Селия начала готовиться к отъезду. Она заказала билет на пароход до Бомбея, где ей предстояло пересесть на огромное судно, «Оранду», которое должно было доставить ее в Англию. Она собиралась плыть от Коломбо до Бомбея на корабле, который назывался «Ланкарта». Он был значительно меньше. При мысли о скором расставании с Селией мне становилось немного не по себе. Я знала, что без нее мне будет одиноко, кроме того, я еще так и не выяснила, кто и почему пытался меня напугать. Угроза никуда не исчезла, хотя теперь я чувствовала в себе силы ей противостоять.
Прошла неделя после моего возвращения из путешествия на север Цейлона. Уже приближался вечер, когда я собралась поехать к Клитии с тем, чтобы вернуться еще до наступления темноты. Я выехала в экипаже, но очень скоро поняла, что с ним что-то не так.
Его начало зигзагами носить по дороге, и я поспешила натянуть поводья… как вдруг в какую-то долю секунды увидела, что одно из двух колес экипажа вылетело и покатилось по дороге. Просто удивительно, как в таких драматических ситуациях столько событий успевает произойти за ничтожные промежутки времени. Мне показалось, что время замедлило, а потом и вовсе остановило свой ход. Я поняла, что мне грозит серьезная опасность, поскольку одно из колес отвалилось, а значит, коляска сейчас перевернется. Тем не менее в эту секунду все вокруг как будто замерло. Я в отчаянии пыталась понять, что мне следует предпринять для спасения. Тут лошадь встала на дыбы, и я почувствовала, что взлетаю в воздух.

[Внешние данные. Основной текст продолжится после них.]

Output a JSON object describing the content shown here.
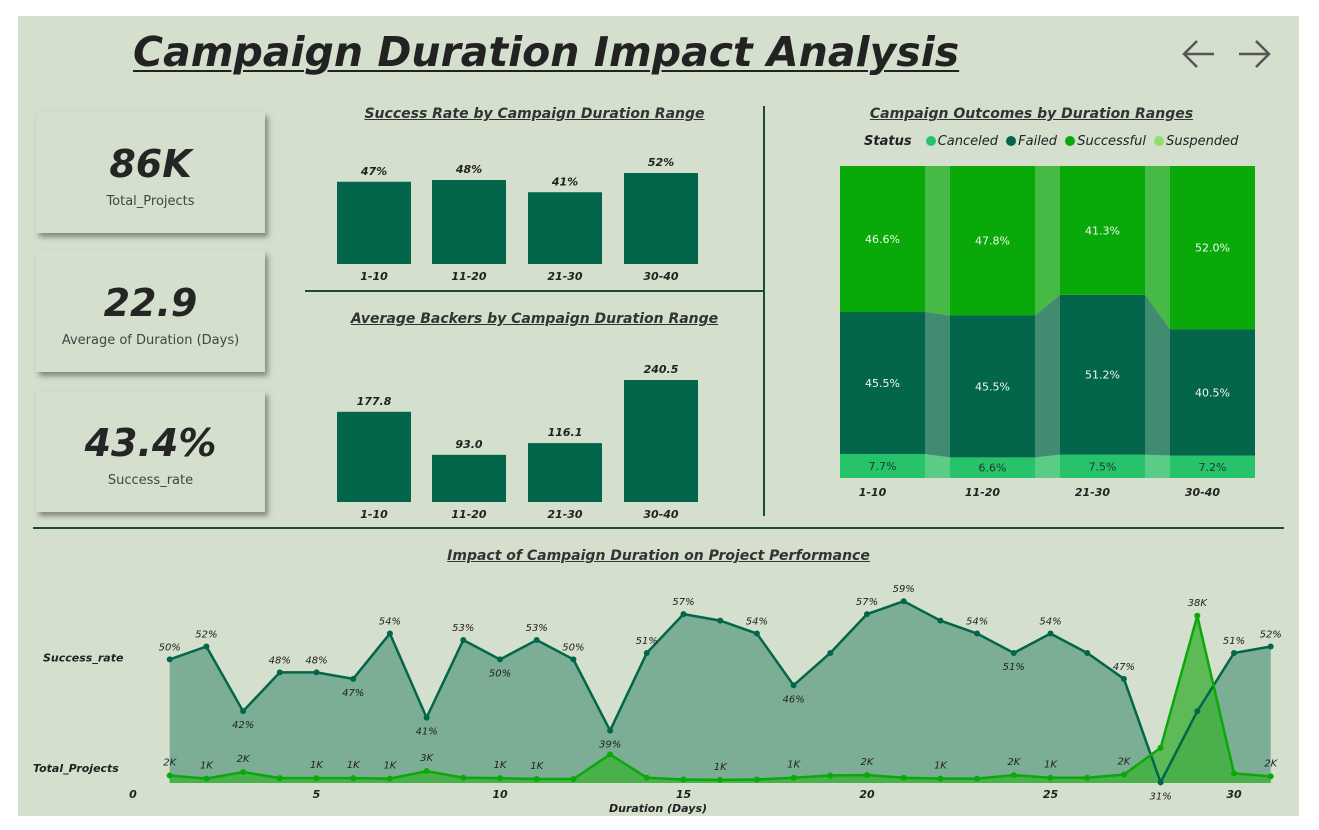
{
  "header": {
    "title": "Campaign Duration Impact Analysis"
  },
  "kpis": [
    {
      "value": "86K",
      "label": "Total_Projects"
    },
    {
      "value": "22.9",
      "label": "Average of Duration (Days)"
    },
    {
      "value": "43.4%",
      "label": "Success_rate"
    }
  ],
  "colors": {
    "bar": "#03664a",
    "canceled": "#27c36a",
    "failed": "#03664a",
    "successful": "#0aa90a",
    "suspended": "#8ee06c",
    "area": "#7bae95"
  },
  "chart_data": [
    {
      "type": "bar",
      "title": "Success Rate by Campaign Duration Range",
      "categories": [
        "1-10",
        "11-20",
        "21-30",
        "30-40"
      ],
      "values": [
        47,
        48,
        41,
        52
      ],
      "value_labels": [
        "47%",
        "48%",
        "41%",
        "52%"
      ],
      "ylim": [
        0,
        52
      ]
    },
    {
      "type": "bar",
      "title": "Average Backers by Campaign Duration Range",
      "categories": [
        "1-10",
        "11-20",
        "21-30",
        "30-40"
      ],
      "values": [
        177.8,
        93.0,
        116.1,
        240.5
      ],
      "value_labels": [
        "177.8",
        "93.0",
        "116.1",
        "240.5"
      ],
      "ylim": [
        0,
        240.5
      ]
    },
    {
      "type": "bar",
      "stacked": "100%",
      "title": "Campaign Outcomes by Duration Ranges",
      "legend_title": "Status",
      "legend_position": "top",
      "categories": [
        "1-10",
        "11-20",
        "21-30",
        "30-40"
      ],
      "series": [
        {
          "name": "Canceled",
          "values": [
            7.7,
            6.6,
            7.5,
            7.2
          ],
          "labels": [
            "7.7%",
            "6.6%",
            "7.5%",
            "7.2%"
          ]
        },
        {
          "name": "Failed",
          "values": [
            45.5,
            45.5,
            51.2,
            40.5
          ],
          "labels": [
            "45.5%",
            "45.5%",
            "51.2%",
            "40.5%"
          ]
        },
        {
          "name": "Successful",
          "values": [
            46.6,
            47.8,
            41.3,
            52.0
          ],
          "labels": [
            "46.6%",
            "47.8%",
            "41.3%",
            "52.0%"
          ]
        },
        {
          "name": "Suspended",
          "values": [
            0.2,
            0.1,
            0.0,
            0.3
          ]
        }
      ]
    },
    {
      "type": "line",
      "title": "Impact of Campaign Duration on Project Performance",
      "xlabel": "Duration (Days)",
      "x": [
        1,
        2,
        3,
        4,
        5,
        6,
        7,
        8,
        9,
        10,
        11,
        12,
        13,
        14,
        15,
        16,
        17,
        18,
        19,
        20,
        21,
        22,
        23,
        24,
        25,
        26,
        27,
        28,
        29,
        30,
        31
      ],
      "xticks": [
        0,
        5,
        10,
        15,
        20,
        25,
        30
      ],
      "xlim": [
        0,
        31
      ],
      "series": [
        {
          "name": "Success_rate",
          "values": [
            50,
            52,
            42,
            48,
            48,
            47,
            54,
            41,
            53,
            50,
            53,
            50,
            39,
            51,
            57,
            56,
            54,
            46,
            51,
            57,
            59,
            56,
            54,
            51,
            54,
            51,
            47,
            31,
            42,
            51,
            52
          ],
          "labels": [
            "50%",
            "52%",
            "42%",
            "48%",
            "48%",
            "47%",
            "54%",
            "41%",
            "53%",
            "50%",
            "53%",
            "50%",
            "39%",
            "51%",
            "57%",
            "",
            "54%",
            "46%",
            "",
            "57%",
            "59%",
            "",
            "54%",
            "51%",
            "54%",
            "",
            "47%",
            "31%",
            "",
            "51%",
            "52%"
          ]
        },
        {
          "name": "Total_Projects",
          "values": [
            1.7,
            1.0,
            2.5,
            1.1,
            1.1,
            1.1,
            1.0,
            2.7,
            1.2,
            1.1,
            0.9,
            0.9,
            6.5,
            1.2,
            0.8,
            0.7,
            0.8,
            1.2,
            1.7,
            1.8,
            1.2,
            1.0,
            1.0,
            1.8,
            1.2,
            1.2,
            1.9,
            8.0,
            38.0,
            2.2,
            1.5
          ],
          "labels": [
            "2K",
            "1K",
            "2K",
            "",
            "1K",
            "1K",
            "1K",
            "3K",
            "",
            "1K",
            "1K",
            "",
            "",
            "",
            "",
            "1K",
            "",
            "1K",
            "",
            "2K",
            "",
            "1K",
            "",
            "2K",
            "1K",
            "",
            "2K",
            "",
            "38K",
            "",
            "2K"
          ]
        }
      ]
    }
  ]
}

Потом меня окружила темнота.
Я лежала в постели. С одной стороны от меня сидел Клинтон, а с другой — Селия. Из-за ее спины выглядывала Лейла и еще кто-то из слуг.
— Она приходит в себя, — донесся до меня голос Клинтона. — Сэйра… Сэйра… ты меня слышишь?
Я открыла глаза. Мое тело было таким тяжелым. Я попыталась вспомнить, что со мной произошло. Тут перед моим внутренним взором возникло колесо. Оно, виляя, катилось по дороге. Я закрыла глаза и немедленно погрузилась в туман глубокого забытья.
Прошло два дня, прежде чем ко мне окончательно вернулось сознание. Судя по всему, со мной произошел очень серьезный несчастный случай, и только благодаря невероятному везению я осталась жива.
Все объяснялось просто. У коляски отвалилось колесо, и меня выбросило на дорогу. При падении я сломала лодыжку. Все мое тело было в кровоподтеках и ушибах, кроме того, я страдала от сильного сотрясения мозга. Клинтон позвал ко мне сразу двух докторов. Доктора вправили лодыжку, пообещав, что с ней у меня серьезных проблем не предвидится. Гораздо сильнее их беспокоило сотрясение мозга и то, что я так долго была без сознания.
Тем не менее уже через несколько дней я смогла вставать, хотя покинуть пределы спальни я еще, конечно же, была не в состоянии. Сломанная лодыжка немало мне досаждала. Я кое-как прыгала по спальне, опираясь на палку, но мне строго-настрого запретили ставить ногу на пол или ударяться ею о мебель. В противном случае мне грозила хромота.